Damn. I am really sorry you are in this situation.

I have weathered some shit. Including more than a decade of abuse, which ended only when I realized I was large enough to physically stop it. Locked in dark places, beaten with things that broke over me (including boards), head put through drywall, burned with cigarettes. Add the nonphysical yelling, belittling, mocking, etc.

Apparently I am the "hunker down and endure it" type. I really do believe I exist for a reason, and ending it for me feels like quitting short of the finish line. I've known 2 people who committed suicide, but neither of them shared their struggles with anyone.
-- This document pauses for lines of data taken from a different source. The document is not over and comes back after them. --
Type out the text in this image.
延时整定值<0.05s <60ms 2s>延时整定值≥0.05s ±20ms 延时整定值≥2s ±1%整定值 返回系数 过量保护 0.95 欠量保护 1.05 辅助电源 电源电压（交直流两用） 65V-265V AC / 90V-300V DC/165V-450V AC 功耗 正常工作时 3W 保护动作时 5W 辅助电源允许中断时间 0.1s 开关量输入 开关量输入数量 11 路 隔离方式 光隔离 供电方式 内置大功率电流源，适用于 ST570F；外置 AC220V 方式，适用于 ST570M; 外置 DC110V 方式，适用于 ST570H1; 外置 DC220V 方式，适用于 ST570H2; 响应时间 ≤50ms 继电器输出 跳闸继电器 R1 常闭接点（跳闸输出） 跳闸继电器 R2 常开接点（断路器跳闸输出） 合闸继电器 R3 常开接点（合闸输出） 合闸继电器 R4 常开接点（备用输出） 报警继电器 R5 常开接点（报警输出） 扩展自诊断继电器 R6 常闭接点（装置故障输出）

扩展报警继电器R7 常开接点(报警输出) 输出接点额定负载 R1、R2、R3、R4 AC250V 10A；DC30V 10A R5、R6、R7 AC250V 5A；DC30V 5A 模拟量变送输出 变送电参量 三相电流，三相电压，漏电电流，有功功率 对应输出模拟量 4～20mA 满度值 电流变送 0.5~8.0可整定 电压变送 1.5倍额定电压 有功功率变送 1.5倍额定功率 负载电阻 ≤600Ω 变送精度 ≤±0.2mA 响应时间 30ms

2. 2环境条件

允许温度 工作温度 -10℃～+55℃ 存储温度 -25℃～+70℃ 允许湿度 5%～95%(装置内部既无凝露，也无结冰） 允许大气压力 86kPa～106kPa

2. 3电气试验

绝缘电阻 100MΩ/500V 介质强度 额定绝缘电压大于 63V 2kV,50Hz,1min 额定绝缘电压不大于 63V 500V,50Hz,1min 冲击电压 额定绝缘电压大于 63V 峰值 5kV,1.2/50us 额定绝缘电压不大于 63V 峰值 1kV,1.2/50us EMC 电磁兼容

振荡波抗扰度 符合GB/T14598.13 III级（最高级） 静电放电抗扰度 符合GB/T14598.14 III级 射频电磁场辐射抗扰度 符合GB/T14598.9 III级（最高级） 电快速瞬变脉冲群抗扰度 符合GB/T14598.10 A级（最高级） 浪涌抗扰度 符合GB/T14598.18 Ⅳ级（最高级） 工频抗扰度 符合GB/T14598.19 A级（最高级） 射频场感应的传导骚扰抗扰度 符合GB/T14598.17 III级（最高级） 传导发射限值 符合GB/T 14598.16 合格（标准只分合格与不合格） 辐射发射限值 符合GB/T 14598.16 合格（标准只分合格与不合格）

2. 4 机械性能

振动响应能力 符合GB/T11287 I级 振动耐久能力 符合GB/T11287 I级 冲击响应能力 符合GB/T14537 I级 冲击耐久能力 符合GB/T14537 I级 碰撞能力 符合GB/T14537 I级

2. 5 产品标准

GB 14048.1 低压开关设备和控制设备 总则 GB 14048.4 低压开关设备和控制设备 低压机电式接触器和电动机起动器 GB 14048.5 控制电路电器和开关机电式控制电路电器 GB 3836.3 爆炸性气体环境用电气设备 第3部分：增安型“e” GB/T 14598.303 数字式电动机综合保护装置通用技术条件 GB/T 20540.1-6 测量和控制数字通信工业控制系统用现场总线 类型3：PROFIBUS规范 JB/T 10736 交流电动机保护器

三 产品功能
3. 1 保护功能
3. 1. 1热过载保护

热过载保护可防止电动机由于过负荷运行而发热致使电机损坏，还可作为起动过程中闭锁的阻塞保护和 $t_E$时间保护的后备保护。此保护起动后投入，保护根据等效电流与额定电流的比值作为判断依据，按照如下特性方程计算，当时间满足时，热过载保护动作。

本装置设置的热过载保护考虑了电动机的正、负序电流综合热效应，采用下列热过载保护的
But you're posting and people who know you are responding and want to help. Hang in there, man. You got this. Just get through today. How can we help?
 
I really am sorry everybody. I dont know if this was the right thing to do. The pain and nausea make it hard to think. If this is totally fucked up of me then please disregard.

I dont want to put myself in front of anyone else as I know everyone is hurting. Ahhhh!
you realize how many ppl care about you man, i'm glad that you're reconsidering it. Think it through man.
 
Holy shit I opened this thinking you were just quitting as a mod or something... this got dark quick...

Mate if this is about money for medicine we will help. If someone can set up a page where the details of the contributors is kept anon I will donate.

And if it's MMJ you need, can't you hit the streets for cheaper prices than the medical market? Not sure how things are in the US but I imagine the legal stuff is taxed and I know medical care in the US ain't cheap.

Finally I will just say that I attempted suicide for real, like actually not just some cry for help shit, and I am currently very happy I failed. I know this is cliche as fuck but seriously: temporary problems don't need a permanent solution. Chronic pain may be permanent but lack of funds for your medicine is not. My conditions are gonna be with me forever too, I just found better ways to cope, adapt, and embrace.
Like you Wilson, I've attempted suicide on 3 separate ocassions years ago. Did so much damage to myself, collapsed a lung cause i jumped from a 3 story window, impailed myself on a metal fence and had internal bleeding that i had to have an emergency operation.My whole fucking family was dissapointed of me but more sad because i tried to do that. Thank god I'm still alive bro, there's a mission for me out there and i haven't figured out what it is yet but I'm getting there. I'm sure Kief has got a mission in this life too and it's not his time yet.